William became very still. “When did that happen?”

“Uh, last week.”

“Before or after she rode Jinx? She did ride Jinx, right?”

“No. She broke her collarbone before she could come over. You knew that.”

“I did not.”

“I told you.”

“You did not. I definitely thought Eleni had ridden Jinx this week.”

“Well she didn't.”

“That changes things.”

“What difference does it make?”

“You went ahead and rode Jinx even though you knew you weren't up to it. And don't tell me,” he said as I opened my mouth, “how that isn't true because I know you never would have agreed to Eleni riding Jinx unless you absolutely had to. I can't
believe
you.”

“I can't believe
you
,” I echoed him, anger starting to simmer along my veins, heating my blood. I pulled my arms back and he instantly released me, that hair-trigger awareness he had of avoiding hurting me obviously still functioning. At the anxious look that creased his face I felt a stab of guilt—had I maybe counted on it when I jerked back like that?—but I squashed it along with the knowledge that it was mean to scare him like that and make him think he might have hurt me. At that moment I didn't care. And maybe just a tiny bit of me did want to throw a scare into him or maybe even hurt him a bit. After all, nearly every word he'd said in the past 10 minutes had hurt either my feelings or my pride or my heart.

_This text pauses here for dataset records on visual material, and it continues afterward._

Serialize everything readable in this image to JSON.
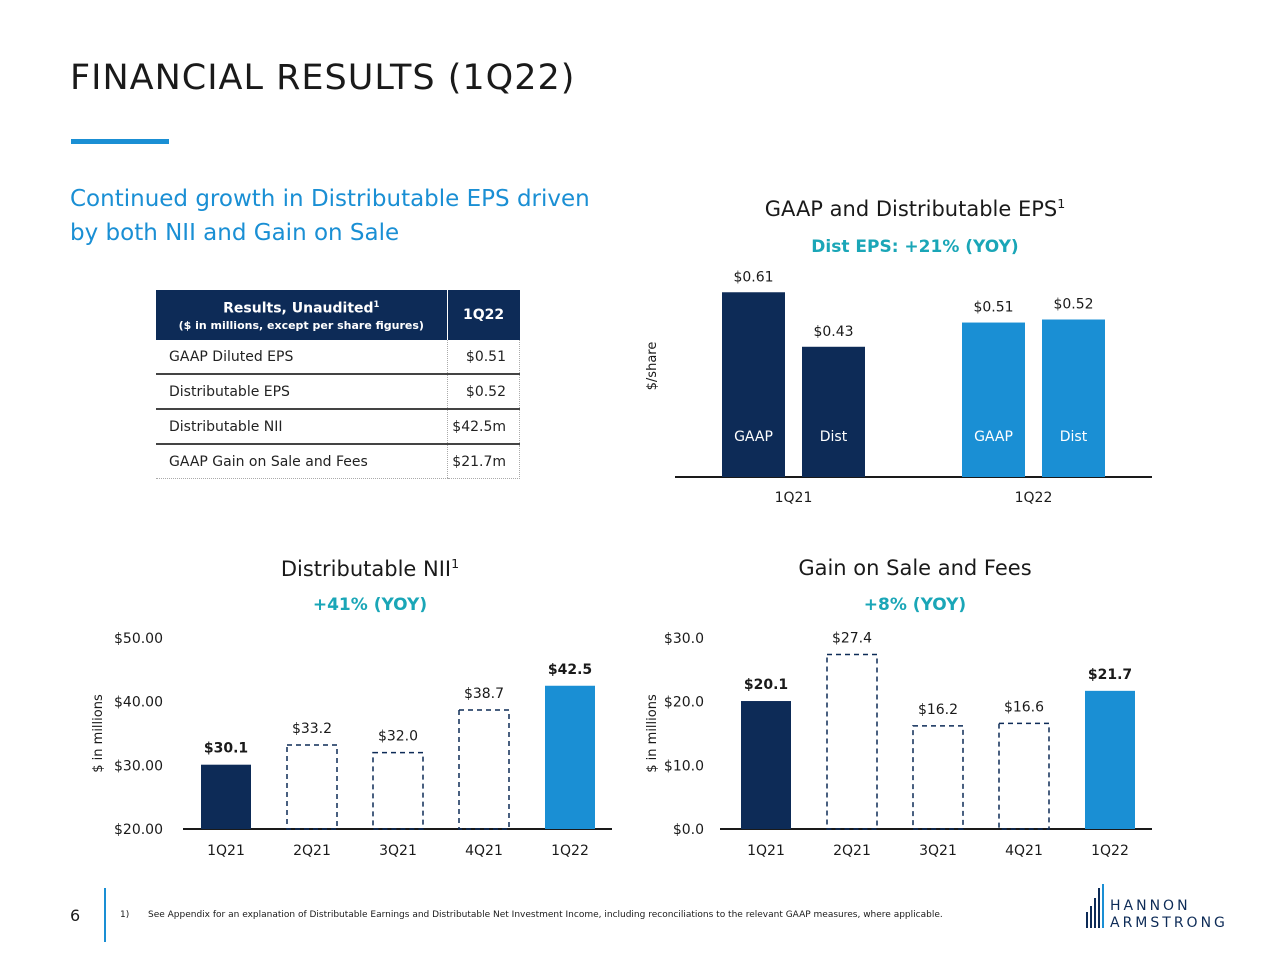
{
  "page": {
    "title": "FINANCIAL RESULTS (1Q22)",
    "subtitle": "Continued growth in Distributable EPS driven by both NII and Gain on Sale",
    "page_number": "6",
    "footnote_marker": "1)",
    "footnote": "See Appendix for an explanation of Distributable Earnings and Distributable Net Investment Income, including reconciliations to the relevant GAAP measures, where applicable.",
    "logo_line1": "HANNON",
    "logo_line2": "ARMSTRONG",
    "colors": {
      "navy": "#0d2b57",
      "blue": "#1a8fd4",
      "teal": "#1aa6b7"
    }
  },
  "table": {
    "header_main": "Results, Unaudited",
    "header_sup": "1",
    "header_sub": "($ in millions, except per share figures)",
    "header_col": "1Q22",
    "rows": [
      {
        "label": "GAAP Diluted EPS",
        "value": "$0.51"
      },
      {
        "label": "Distributable EPS",
        "value": "$0.52"
      },
      {
        "label": "Distributable NII",
        "value": "$42.5m"
      },
      {
        "label": "GAAP Gain on Sale and Fees",
        "value": "$21.7m"
      }
    ]
  },
  "chart_data": [
    {
      "type": "bar",
      "title": "GAAP and Distributable EPS",
      "title_sup": "1",
      "subtitle": "Dist EPS: +21% (YOY)",
      "ylabel": "$/share",
      "categories": [
        "1Q21",
        "1Q22"
      ],
      "series": [
        {
          "name": "GAAP",
          "values": [
            0.61,
            0.51
          ],
          "labels": [
            "$0.61",
            "$0.51"
          ]
        },
        {
          "name": "Dist",
          "values": [
            0.43,
            0.52
          ],
          "labels": [
            "$0.43",
            "$0.52"
          ]
        }
      ],
      "ylim": [
        0,
        0.7
      ],
      "grid": false
    },
    {
      "type": "bar",
      "title": "Distributable NII",
      "title_sup": "1",
      "subtitle": "+41% (YOY)",
      "ylabel": "$ in millions",
      "categories": [
        "1Q21",
        "2Q21",
        "3Q21",
        "4Q21",
        "1Q22"
      ],
      "values": [
        30.1,
        33.2,
        32.0,
        38.7,
        42.5
      ],
      "labels": [
        "$30.1",
        "$33.2",
        "$32.0",
        "$38.7",
        "$42.5"
      ],
      "styles": [
        "navy",
        "dashed",
        "dashed",
        "dashed",
        "blue"
      ],
      "label_bold": [
        true,
        false,
        false,
        false,
        true
      ],
      "yticks": [
        "$20.00",
        "$30.00",
        "$40.00",
        "$50.00"
      ],
      "ytick_values": [
        20,
        30,
        40,
        50
      ],
      "ylim": [
        20,
        50
      ],
      "grid": false
    },
    {
      "type": "bar",
      "title": "Gain on Sale and Fees",
      "subtitle": "+8% (YOY)",
      "ylabel": "$ in millions",
      "categories": [
        "1Q21",
        "2Q21",
        "3Q21",
        "4Q21",
        "1Q22"
      ],
      "values": [
        20.1,
        27.4,
        16.2,
        16.6,
        21.7
      ],
      "labels": [
        "$20.1",
        "$27.4",
        "$16.2",
        "$16.6",
        "$21.7"
      ],
      "styles": [
        "navy",
        "dashed",
        "dashed",
        "dashed",
        "blue"
      ],
      "label_bold": [
        true,
        false,
        false,
        false,
        true
      ],
      "yticks": [
        "$0.0",
        "$10.0",
        "$20.0",
        "$30.0"
      ],
      "ytick_values": [
        0,
        10,
        20,
        30
      ],
      "ylim": [
        0,
        30
      ],
      "grid": false
    }
  ]
}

My head was pounding and my neck hurt and I just didn't want to have this conversation anymore. I reached for the door handle, but my fingers let out a severe warning snarl as soon as I tried to close them.

“And there's the proof. You can't even open a car door right now, so how do you expect to control a hot thoroughbred while you try to help him through a difficult training stage?”

“I always have before,” I muttered and could have bitten my tongue off.

“Before? Have you ridden through a patch this bad
before
?”

“Not exactly.” Damn it, why could I never pull off a lie to people who mattered to me? That really
was
stupid because they were always the people who you most needed to lie to so you could stop them from worrying and getting upset.

“So you make a habit of riding when you shouldn't.”

“No.” That really did make me sound as stupid as he thought I was.

“I assume your Dad doesn't know.”

“Of course not.”

“Is there anything else you maybe should be telling me?” William asked, his voice thick.

I frowned, fluttery little qualms of anxiety whipping up the insides of my stomach like a bitter acid brew. “Like what?”

“Like exactly how you've managed to ride when your hands are so bad? Are you sure that was the only time you've taken a painkiller when you weren't supposed to?”

“Now you sound like Dad.”

“That isn't an answer.”

“Fine. No, I don't take painkillers when I'm not supposed to. Happy now?”

“Not at all,” he said, his voice sounding really strange. “Now you're definitely lying to me.”